Long-dead marine organisms may influence next major earthquake

Tiny creatures tens of millions of years old may affect the size of the next destructive earthquake in the Hikurangi subduction zone.

The subduction zone, New Zealand’s largest fault, marks the boundary where the Pacific Plate is diving under the Australian plate. Huge ‘megathrust’ earthquakes of more than magnitude 8 can be generated in the area.

Dr Carolyn Boulton from Te Herenga Waka—Victoria University of Wellington has been leading a team of earthquake scientists studying a rocky bluff on the Hungaroa fault, located on the margins of the Hikurangi subduction zone.

Layers of limestone, mudstone, and siltstone on the bluff near Tora, about 35km southeast of Martinborough, are a handy proxy for what’s happening in the subduction zone offshore, Dr Boulton says.

Similar rocks to those on the bluff were deposited on the seafloor between 35 and 65 million years ago but their location makes it difficult to study them. Instead, scientists can look at the rocks on land to tell them more about what’s happening under the sea.

“The rocks all contain calcite from ancient single-celled marine organisms, mainly foraminifera, such as plankton. We’ve found calcite from those tiny organisms can affect movement in the subduction zone. Just think, these tiny, long-dead organisms can affect how two huge tectonic plates interact mechanically.”

Dr Boulton says if the calcite in the rocks is able to dissolve—like sugar in tea—the fault can be weak and slide easily without an earthquake. However, if the calcite can’t dissolve, the fault can ‘lock up’, storing energy that might be released in a large quake.

“Calcite dissolves faster when it’s highly stressed and when temperatures are cooler. It dissolves more easily at low temperatures—say, room temperature. But it gets harder to dissolve as temperature goes up—say, deeper in the earth.

“In the subduction zone, temperature increases more slowly than on land—by only around 10ºC/km. So the fault is really sensitive to what calcite, those shells of old dead marine organisms, is doing.

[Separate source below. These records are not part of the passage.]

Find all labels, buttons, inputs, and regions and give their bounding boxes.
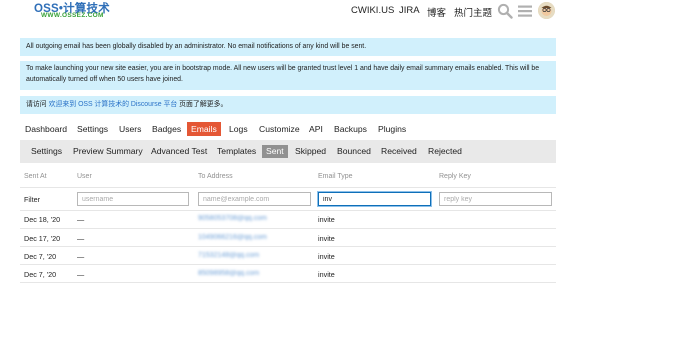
user-cell: — xyxy=(77,234,85,243)
nav-link-jira[interactable]: JIRA xyxy=(399,5,420,16)
tab-logs[interactable]: Logs xyxy=(225,122,252,136)
tab-dashboard[interactable]: Dashboard xyxy=(21,122,71,136)
divider xyxy=(20,282,556,283)
nav-link-blog[interactable]: 博客 xyxy=(427,5,446,19)
divider xyxy=(20,264,556,265)
col-to-address: To Address xyxy=(198,173,233,180)
email-subnav: Settings Preview Summary Advanced Test T… xyxy=(20,140,556,163)
tab-backups[interactable]: Backups xyxy=(330,122,371,136)
subtab-templates[interactable]: Templates xyxy=(213,145,260,158)
tab-api[interactable]: API xyxy=(305,122,327,136)
subtab-skipped[interactable]: Skipped xyxy=(291,145,330,158)
menu-icon[interactable] xyxy=(517,3,533,19)
site-header: OSS•计算技术 WWW.OSSEZ.COM CWIKI.US JIRA 博客 … xyxy=(0,0,690,24)
col-email-type: Email Type xyxy=(318,173,353,180)
sent-at-cell: Dec 18, '20 xyxy=(24,215,61,224)
nav-link-hot-topics[interactable]: 热门主题 xyxy=(454,5,492,19)
welcome-link[interactable]: 欢迎来到 OSS 计算技术的 Discourse 平台 xyxy=(49,101,178,108)
address-filter-input[interactable] xyxy=(198,192,311,206)
email-disabled-text: All outgoing email has been globally dis… xyxy=(26,43,367,50)
sent-at-cell: Dec 7, '20 xyxy=(24,252,57,261)
subtab-advanced-test[interactable]: Advanced Test xyxy=(147,145,211,158)
welcome-banner: 请访问 欢迎来到 OSS 计算技术的 Discourse 平台 页面了解更多。 xyxy=(20,96,556,114)
address-cell: 9058053708@qq.com xyxy=(198,215,267,222)
tab-customize[interactable]: Customize xyxy=(255,122,304,136)
search-icon[interactable] xyxy=(497,3,513,19)
divider xyxy=(20,210,556,211)
user-filter-input[interactable] xyxy=(77,192,189,206)
tab-users[interactable]: Users xyxy=(115,122,145,136)
email-type-cell: invite xyxy=(318,234,335,243)
logo-subtext: WWW.OSSEZ.COM xyxy=(41,12,104,19)
subtab-sent[interactable]: Sent xyxy=(262,145,288,158)
email-disabled-banner: All outgoing email has been globally dis… xyxy=(20,38,556,56)
subtab-bounced[interactable]: Bounced xyxy=(333,145,375,158)
subtab-rejected[interactable]: Rejected xyxy=(424,145,466,158)
email-type-cell: invite xyxy=(318,270,335,279)
tab-settings[interactable]: Settings xyxy=(73,122,112,136)
tab-plugins[interactable]: Plugins xyxy=(374,122,410,136)
email-type-filter-input[interactable] xyxy=(318,192,431,206)
avatar-icon[interactable] xyxy=(538,2,555,19)
address-cell: 85098958@qq.com xyxy=(198,270,260,277)
col-sent-at: Sent At xyxy=(24,173,47,180)
table-header: Sent At User To Address Email Type Reply… xyxy=(0,173,690,185)
divider xyxy=(20,246,556,247)
user-cell: — xyxy=(77,215,85,224)
subtab-preview-summary[interactable]: Preview Summary xyxy=(69,145,147,158)
tab-emails[interactable]: Emails xyxy=(187,122,221,136)
filter-label: Filter xyxy=(24,195,40,204)
col-user: User xyxy=(77,173,92,180)
sent-at-cell: Dec 17, '20 xyxy=(24,234,61,243)
email-type-cell: invite xyxy=(318,215,335,224)
subtab-received[interactable]: Received xyxy=(377,145,421,158)
sent-at-cell: Dec 7, '20 xyxy=(24,270,57,279)
bootstrap-mode-text: To make launching your new site easier, … xyxy=(26,65,540,83)
site-logo[interactable]: OSS•计算技术 WWW.OSSEZ.COM xyxy=(34,0,114,22)
address-cell: 71532148@qq.com xyxy=(198,252,260,259)
reply-key-filter-input[interactable] xyxy=(439,192,552,206)
welcome-suffix: 页面了解更多。 xyxy=(179,101,228,108)
welcome-prefix: 请访问 xyxy=(26,101,47,108)
divider xyxy=(20,228,556,229)
user-cell: — xyxy=(77,270,85,279)
address-cell: 1049066216@qq.com xyxy=(198,234,267,241)
tab-badges[interactable]: Badges xyxy=(148,122,185,136)
user-cell: — xyxy=(77,252,85,261)
nav-link-cwiki[interactable]: CWIKI.US xyxy=(351,5,394,16)
col-reply-key: Reply Key xyxy=(439,173,471,180)
divider xyxy=(20,187,556,188)
email-type-cell: invite xyxy=(318,252,335,261)
bootstrap-mode-banner: To make launching your new site easier, … xyxy=(20,61,556,90)
subtab-settings[interactable]: Settings xyxy=(27,145,66,158)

“The amount and behaviour of calcite from these organisms is a big piece of the puzzle of how large the next earthquake might be.”

The Hikurangi subduction zone still holds a lot of mysteries for scientists to uncover, Dr Boulton says.

“Geologists studying the Alpine Fault and other faults onshore can examine them up close. But seeing inside the Hikurangi subduction zone requires expensive drilling equipment. This means our record of previous large earthquakes in the area is not as good.

“Our observations from Tora show us the shallow part of the subduction zone can accommodate plate movements by slipping slowly—or by slipping quickly in large and damaging earthquakes.

“What we really want to know is: Are there slow-slip events out there we haven’t detected? Are the rocks moving without earthquakes, or are they truly locked up? That will help tell us what might happen in the next earthquake,” Dr Boulton says.

A megathrust earthquake along the subduction zone could generate a large tsunami, evidence of which has been found in geological digs and the fossil record along the east coasts of both the North and South Islands, and through Cook Strait.

Scientists forecast there’s a 26 percent chance of a large earthquake in the next 50 years on the southern margin of the Hikurangi subduction zone.

Results of the research are published in the journal Lithos.